Here's Bobby Flay's advice—don't cook your hamburgers without it!
• Buy beef with a bit of fat. “My cut of choice for burgers is ground chuck, preferably Certified Angus," Flay says. (Organic Angus beef is available from several online retailers.) Chuck is not pricey, but a higher cost doesn’t automatically lead to a better burger. "I like chuck because of its relatively high fat content: When you look for it in your market, check to see that it is listed as 80 percent lean, 20 percent fat," says Flay. Fat carries flavor and moisture. "So if you want a juicy, flavorful burger, chuck is definitely the way to go,” Flay says.
• Steal Bobby’s trick for shaping the best burgers. Says Flay: “When forming your burgers, try to mold the meat into uniform, fairly flat patties that are no more than ¾ inch thick. Don’t overwork, squeeze, or compress the meat as you shape it or you run the risk of ending up with dry, tough burgers." Once the patties are shaped, make a deep depression in the center of each burger with your thumb. "This does two things," Flay says. "One, it prevents flying saucer-shaped burgers—you know the ones I am talking about: all puffed up and bulging in the center. What’s the thing you want to do when you see one of those? Press it down with a spatula as it cooks." And that, he says, makes all the juices run out, leaving you with a compacted, dry hockey puck. Making the indentation in the patties helps keep your patty-pressing reflexes in check and ensures juicy, moist burgers. Secondly, "As the meat cooks and expands, the depression magically disappears, leaving you with beautifully shaped and cooked burgers.”

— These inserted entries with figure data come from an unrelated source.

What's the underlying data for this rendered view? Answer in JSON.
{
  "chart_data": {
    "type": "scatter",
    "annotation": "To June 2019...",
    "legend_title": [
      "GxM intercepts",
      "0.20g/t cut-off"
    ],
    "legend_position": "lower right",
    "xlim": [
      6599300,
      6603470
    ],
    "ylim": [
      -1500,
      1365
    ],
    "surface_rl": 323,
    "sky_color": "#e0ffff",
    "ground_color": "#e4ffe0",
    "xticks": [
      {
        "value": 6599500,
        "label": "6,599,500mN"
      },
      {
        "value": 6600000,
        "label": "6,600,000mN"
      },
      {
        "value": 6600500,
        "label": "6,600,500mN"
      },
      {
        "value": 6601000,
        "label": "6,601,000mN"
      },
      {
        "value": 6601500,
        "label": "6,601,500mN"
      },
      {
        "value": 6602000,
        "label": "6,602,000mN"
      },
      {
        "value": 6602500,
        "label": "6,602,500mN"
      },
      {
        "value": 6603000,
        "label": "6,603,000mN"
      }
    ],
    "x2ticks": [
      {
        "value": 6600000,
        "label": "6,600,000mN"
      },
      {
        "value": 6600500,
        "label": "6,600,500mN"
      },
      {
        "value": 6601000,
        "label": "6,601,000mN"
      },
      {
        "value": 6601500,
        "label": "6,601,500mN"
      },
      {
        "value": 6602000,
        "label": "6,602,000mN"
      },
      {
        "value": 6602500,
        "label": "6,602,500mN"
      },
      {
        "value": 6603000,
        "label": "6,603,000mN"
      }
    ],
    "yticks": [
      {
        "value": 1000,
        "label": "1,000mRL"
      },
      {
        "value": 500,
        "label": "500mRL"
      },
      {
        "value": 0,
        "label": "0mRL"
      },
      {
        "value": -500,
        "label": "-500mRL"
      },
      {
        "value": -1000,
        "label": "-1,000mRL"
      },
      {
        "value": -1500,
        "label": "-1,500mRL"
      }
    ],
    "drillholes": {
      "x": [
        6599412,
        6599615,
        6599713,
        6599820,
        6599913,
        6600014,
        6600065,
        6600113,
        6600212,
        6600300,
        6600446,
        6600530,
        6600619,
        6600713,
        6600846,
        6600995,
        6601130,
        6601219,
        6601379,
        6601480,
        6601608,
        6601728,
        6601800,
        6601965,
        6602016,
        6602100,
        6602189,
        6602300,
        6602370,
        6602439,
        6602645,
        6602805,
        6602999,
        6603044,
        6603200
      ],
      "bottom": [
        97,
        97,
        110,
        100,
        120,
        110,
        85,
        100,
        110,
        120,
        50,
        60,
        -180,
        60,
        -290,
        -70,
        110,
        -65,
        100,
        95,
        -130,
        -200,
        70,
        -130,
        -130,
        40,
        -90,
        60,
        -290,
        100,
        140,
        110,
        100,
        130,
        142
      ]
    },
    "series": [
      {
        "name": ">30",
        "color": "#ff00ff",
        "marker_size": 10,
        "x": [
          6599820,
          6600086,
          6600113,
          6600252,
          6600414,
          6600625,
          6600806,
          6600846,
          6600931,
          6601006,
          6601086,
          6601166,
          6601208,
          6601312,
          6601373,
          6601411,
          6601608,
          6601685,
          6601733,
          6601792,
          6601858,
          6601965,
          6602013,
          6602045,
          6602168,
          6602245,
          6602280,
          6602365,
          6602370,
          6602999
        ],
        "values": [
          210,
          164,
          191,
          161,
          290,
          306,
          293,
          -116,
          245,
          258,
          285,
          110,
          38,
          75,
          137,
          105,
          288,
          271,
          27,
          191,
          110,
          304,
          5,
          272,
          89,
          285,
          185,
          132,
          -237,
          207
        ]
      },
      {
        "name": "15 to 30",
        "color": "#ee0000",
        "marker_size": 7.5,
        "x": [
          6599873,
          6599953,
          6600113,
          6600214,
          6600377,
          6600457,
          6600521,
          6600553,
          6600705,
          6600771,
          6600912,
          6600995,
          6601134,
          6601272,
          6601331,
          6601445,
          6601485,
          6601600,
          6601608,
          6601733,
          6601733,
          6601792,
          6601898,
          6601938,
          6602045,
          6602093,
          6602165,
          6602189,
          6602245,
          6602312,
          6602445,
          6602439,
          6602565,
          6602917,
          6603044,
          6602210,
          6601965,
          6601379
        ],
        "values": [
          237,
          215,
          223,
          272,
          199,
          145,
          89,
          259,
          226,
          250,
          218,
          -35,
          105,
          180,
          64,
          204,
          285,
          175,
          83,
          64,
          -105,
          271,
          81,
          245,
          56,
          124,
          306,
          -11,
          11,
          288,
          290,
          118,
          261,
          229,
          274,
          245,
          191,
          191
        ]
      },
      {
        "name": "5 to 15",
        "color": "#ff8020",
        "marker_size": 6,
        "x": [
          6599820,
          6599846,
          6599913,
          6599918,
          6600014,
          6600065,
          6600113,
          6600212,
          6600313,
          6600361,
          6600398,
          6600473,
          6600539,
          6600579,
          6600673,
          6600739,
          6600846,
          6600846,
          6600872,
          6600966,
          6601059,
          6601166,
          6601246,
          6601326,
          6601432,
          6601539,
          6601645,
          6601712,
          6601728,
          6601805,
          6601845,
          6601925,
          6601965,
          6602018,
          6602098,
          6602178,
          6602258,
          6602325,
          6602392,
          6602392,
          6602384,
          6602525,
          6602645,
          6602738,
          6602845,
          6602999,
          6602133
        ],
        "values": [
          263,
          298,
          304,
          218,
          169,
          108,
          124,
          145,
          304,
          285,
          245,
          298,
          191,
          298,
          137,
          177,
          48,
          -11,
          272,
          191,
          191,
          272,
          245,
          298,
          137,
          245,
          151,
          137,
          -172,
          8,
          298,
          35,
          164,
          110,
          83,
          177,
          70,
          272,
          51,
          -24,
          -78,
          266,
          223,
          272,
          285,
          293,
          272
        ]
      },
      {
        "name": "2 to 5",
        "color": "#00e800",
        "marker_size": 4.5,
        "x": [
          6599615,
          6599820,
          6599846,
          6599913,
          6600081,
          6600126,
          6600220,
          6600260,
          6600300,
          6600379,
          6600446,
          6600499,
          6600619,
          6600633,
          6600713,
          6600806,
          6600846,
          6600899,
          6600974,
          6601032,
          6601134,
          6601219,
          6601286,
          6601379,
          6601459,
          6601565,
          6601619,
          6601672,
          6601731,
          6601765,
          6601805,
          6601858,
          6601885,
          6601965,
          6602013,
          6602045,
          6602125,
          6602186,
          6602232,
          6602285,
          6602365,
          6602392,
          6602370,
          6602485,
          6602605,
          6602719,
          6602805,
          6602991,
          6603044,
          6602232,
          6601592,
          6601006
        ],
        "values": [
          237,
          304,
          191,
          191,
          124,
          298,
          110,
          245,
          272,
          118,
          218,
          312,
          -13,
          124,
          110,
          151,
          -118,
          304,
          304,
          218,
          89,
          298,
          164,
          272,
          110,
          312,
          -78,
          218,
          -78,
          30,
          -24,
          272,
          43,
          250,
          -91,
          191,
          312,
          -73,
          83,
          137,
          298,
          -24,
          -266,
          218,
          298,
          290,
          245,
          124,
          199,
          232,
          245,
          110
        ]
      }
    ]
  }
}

• Don’t go crazy with mix-ins. Flay keeps it simple: "I season my burgers with kosher salt and freshly ground black pepper, and that’s it. Although I will occasionally crust the exterior of a burger with a spice rub, I never mix any spices, herbs, or condiments into the meat itself." Nor does he add ingredients such as onions or garlic, or fillers such as eggs or bread crumbs. "My reasoning for this is pretty simple: Do all of that and you’ll have a meatloaf." Nothing against meatloaf, of course, but it doesn't go as well with sparklers and watermelon. "What I’m talking about here is a burger, pure and simple.”
• Cook the burger to the perfect temp. If you're not set up for a cookout, that doesn't mean you can't enjoy a great burger, Flay says. “You can make the perfect burger just about anywhere, inside or out." Grilling is a great way to feed a crowd, thanks to the large surface of the grill area, but it's not the only option. "My favorite way to cook a burger indoors is on cast iron, either in a skillet or grill pan, or on a griddle," Flay says. Wherever you cook, use a meat thermometer so you'll know just when to pull the patty off the heat. "To me, a perfect beef burger is pink and juicy in the middle and cooked somewhere between medium-rare and medium, which is an internal temperature of about 145 degrees F,” adds Flay.
• Finish up with the best burger accompaniments. We're not going to knock American cheese on America's birthday. But we're a melting pot country, so why not invite other cheeses to the party? Says Flay, “Personally, I am a cheese fanatic. I want cheese on my burger, and lots of it. I am almost always game for a cheeseburger made with American cheese—I just love how it melts—but there are other cheeses that can bring a lot more flavor to your burger, such as: blue, cheddar, feta, Fontina, Gruyere/Swiss, Manchego, Monterey Jack, mozzarella, provolone and queso fresco." Flay recommends a soft bun, sesame seeds optional. "I also think the taste and the texture of buns are best when lightly toasted,” he adds.